Wednesday, May 31, 2006

Punched in the Gut

I know that regardless of how I blog this, there will be those who misinterpret and are critical. And it’s just those corners that we get ourselves placed in that I really dislike.

No-Win situations drive me crazy. I’m an optimist by nature who always believes that there is a way out . . . a better way, or at least some way that something positive can occur. I am also an honest person who believes that the truth can be known and if everyone is honest, then it will all work out in the end.

Our journey through the court system with our two sons is proving to be a no-win situation and one in which being honest really doesn’t pay off.

In our state there is no distinction between a child who needs services because they have mental health issues or behavioral problems and a child who needs services because they need protection from abusive or neglectful parents. Therefore, in order for us to receive services, a Child in Need of Protective Services Petition had to be filed.

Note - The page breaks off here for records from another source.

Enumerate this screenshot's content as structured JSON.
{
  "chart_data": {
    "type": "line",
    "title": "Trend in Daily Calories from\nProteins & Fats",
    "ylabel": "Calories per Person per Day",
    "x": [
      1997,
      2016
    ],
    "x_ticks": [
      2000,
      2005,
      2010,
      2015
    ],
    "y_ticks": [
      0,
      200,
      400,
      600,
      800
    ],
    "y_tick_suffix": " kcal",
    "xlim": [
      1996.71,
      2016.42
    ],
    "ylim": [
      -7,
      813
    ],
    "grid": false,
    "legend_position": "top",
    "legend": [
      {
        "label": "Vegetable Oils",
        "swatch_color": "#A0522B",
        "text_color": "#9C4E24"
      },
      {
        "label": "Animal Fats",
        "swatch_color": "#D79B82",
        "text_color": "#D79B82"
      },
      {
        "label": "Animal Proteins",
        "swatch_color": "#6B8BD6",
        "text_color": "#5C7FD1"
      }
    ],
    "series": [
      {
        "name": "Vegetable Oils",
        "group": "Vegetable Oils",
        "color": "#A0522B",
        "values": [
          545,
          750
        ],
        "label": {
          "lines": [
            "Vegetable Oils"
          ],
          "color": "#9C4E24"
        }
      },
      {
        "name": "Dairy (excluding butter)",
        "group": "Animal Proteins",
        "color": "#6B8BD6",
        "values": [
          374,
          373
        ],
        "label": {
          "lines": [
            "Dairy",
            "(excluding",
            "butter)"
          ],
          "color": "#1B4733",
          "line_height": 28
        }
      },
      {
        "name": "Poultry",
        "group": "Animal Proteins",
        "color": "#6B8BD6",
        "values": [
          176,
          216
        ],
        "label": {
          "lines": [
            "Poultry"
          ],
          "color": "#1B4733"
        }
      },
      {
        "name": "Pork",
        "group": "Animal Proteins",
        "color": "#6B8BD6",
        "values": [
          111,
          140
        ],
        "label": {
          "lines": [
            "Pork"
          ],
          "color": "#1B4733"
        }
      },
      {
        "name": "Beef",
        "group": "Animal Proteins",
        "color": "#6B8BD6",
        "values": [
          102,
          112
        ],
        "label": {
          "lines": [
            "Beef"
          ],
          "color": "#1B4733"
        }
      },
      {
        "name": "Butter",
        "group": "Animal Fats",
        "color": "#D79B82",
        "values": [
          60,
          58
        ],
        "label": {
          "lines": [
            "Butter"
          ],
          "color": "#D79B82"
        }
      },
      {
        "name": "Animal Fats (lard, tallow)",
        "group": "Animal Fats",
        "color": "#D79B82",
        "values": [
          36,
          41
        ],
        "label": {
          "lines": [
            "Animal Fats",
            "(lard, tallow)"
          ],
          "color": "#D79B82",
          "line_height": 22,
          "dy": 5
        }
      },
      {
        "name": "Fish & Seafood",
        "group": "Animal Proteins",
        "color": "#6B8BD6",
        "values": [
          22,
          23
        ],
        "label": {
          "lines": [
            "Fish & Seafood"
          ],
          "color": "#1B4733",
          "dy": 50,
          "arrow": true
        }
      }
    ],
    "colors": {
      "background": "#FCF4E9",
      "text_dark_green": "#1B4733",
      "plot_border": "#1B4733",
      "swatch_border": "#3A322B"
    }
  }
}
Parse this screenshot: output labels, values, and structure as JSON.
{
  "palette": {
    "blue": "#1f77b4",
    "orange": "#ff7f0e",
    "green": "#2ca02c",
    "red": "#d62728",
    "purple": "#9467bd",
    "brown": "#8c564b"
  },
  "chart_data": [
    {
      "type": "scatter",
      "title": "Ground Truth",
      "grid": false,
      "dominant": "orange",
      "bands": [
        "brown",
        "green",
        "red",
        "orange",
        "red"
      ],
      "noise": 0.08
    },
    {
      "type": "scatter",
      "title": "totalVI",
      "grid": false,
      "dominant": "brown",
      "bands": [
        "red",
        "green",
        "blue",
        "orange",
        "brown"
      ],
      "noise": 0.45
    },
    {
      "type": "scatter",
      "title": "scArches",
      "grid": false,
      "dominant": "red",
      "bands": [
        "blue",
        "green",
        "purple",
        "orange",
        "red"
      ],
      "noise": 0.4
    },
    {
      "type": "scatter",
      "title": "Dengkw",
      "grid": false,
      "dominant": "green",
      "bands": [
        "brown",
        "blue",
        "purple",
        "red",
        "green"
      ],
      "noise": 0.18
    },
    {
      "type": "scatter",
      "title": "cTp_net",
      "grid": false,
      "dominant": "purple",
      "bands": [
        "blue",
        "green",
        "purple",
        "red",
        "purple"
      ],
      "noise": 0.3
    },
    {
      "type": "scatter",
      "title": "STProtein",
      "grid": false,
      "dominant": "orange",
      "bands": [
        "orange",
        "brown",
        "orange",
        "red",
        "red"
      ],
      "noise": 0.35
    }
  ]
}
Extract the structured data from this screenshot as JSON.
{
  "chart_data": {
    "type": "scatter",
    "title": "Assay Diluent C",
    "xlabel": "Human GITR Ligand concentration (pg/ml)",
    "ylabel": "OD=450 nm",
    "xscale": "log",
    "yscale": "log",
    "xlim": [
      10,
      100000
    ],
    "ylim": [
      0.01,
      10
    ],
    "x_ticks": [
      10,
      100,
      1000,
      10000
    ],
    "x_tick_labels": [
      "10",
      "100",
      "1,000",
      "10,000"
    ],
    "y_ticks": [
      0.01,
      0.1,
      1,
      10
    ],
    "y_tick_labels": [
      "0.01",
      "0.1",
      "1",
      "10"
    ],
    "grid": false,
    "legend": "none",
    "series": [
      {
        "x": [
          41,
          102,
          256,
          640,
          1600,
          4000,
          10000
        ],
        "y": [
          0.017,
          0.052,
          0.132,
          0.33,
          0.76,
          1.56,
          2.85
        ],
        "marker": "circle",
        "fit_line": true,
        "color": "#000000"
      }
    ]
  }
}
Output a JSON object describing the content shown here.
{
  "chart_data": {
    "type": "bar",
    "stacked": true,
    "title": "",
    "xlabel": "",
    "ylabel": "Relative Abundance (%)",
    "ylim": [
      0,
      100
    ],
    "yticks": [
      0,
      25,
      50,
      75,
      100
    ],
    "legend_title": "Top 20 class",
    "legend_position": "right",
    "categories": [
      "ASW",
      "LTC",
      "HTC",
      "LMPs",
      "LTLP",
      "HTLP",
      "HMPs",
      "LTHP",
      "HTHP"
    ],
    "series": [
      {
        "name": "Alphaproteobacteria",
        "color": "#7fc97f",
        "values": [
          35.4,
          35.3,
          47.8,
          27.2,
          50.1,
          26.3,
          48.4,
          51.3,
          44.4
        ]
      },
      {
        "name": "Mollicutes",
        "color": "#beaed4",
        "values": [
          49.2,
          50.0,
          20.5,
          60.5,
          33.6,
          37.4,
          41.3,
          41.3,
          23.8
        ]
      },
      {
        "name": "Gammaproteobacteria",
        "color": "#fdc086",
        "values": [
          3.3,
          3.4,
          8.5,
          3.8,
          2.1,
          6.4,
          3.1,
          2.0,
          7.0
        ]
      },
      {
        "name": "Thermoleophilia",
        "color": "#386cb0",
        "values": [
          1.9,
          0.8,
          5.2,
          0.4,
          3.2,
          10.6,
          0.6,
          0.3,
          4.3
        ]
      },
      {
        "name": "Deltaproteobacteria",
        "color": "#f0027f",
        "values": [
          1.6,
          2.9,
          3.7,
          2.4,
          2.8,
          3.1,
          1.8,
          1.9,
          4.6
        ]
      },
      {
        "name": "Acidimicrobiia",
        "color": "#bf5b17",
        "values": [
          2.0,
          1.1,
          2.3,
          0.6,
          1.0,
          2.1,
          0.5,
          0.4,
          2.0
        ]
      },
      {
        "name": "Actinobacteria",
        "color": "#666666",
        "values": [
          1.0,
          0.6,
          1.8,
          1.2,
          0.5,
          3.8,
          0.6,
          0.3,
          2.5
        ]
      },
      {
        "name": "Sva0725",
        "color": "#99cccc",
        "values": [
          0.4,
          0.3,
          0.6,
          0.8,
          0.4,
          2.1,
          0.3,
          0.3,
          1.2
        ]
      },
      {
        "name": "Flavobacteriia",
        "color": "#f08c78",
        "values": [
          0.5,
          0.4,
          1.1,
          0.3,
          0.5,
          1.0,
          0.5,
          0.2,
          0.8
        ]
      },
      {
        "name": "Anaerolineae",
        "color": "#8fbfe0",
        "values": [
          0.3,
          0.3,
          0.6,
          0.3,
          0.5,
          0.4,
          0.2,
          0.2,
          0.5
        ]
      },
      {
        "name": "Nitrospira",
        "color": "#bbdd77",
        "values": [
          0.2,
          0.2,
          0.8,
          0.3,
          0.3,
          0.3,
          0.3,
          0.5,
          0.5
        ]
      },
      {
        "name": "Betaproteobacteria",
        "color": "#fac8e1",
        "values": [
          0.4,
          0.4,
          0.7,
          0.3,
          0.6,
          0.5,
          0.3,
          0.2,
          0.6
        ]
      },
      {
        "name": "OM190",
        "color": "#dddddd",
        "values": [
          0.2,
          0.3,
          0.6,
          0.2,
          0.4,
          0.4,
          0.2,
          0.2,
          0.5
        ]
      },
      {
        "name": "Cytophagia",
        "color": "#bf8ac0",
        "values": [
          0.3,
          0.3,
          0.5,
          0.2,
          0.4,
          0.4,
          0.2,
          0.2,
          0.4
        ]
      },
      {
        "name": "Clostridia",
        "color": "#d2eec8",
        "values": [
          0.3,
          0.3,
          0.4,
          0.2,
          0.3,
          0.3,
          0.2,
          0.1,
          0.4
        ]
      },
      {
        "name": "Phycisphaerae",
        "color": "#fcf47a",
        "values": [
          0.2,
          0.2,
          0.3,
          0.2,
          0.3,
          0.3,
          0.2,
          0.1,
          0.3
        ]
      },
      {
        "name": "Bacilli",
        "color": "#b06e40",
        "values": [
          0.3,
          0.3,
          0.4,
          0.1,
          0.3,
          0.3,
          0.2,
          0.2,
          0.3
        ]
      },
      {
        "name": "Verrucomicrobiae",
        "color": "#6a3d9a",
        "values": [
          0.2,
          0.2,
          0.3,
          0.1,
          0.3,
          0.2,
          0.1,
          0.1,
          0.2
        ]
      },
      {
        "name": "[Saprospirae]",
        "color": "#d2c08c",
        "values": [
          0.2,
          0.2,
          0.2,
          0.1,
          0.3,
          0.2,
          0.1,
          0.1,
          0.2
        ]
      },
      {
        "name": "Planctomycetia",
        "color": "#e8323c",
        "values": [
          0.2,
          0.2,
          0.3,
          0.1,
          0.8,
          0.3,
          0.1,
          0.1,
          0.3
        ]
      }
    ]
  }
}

Our last two years of emotional roller coaster riding have led me to the conclusion that this is a no win situation. When the goal of the players is to convince everyone that the parents and the family system of the child is at fault, then what response is appropriate. We’ve tried both.

First, you can follow the recommendations of all of the professionals (even when the professionals change their minds or disagree amongst themselves) and not disagree with their insinuations that your parenting is the problem, but that feels very wrong to me.

Or, you can disagree which results in you looking defensive and requiring further investigation or in more efforts being made to prove that you are the problem.

So, either way it doesn’t work out well. This blog is a result of the reports I received which have been given to the judge regarding our case tomorrow -- 2 CHIPS cases for 2 different sons. Bart and I have talked and talked and we are unsure of exactly which direction to go this time.

Do we agree and admit to being the cause of our sons issues or do we disagree only to have them work harder to prove we are? Or do we simply say nothing?

I’m not asking for a response, just presenting a dilemma. But every time I read the information being presented, which almost consistently incriminates us, I feel like I’m being punched in the gut.

We really didn’t go into this expecting to be heroes or to have people think we were wonderful. But we didn’t realized we would be villanized either. And with all of the other things in our lives going on right now, it’s all a little more stress than I was planning on.

1 comment:

QueenBee said...

Hang in there, Claudia. You've got an army praying for you all.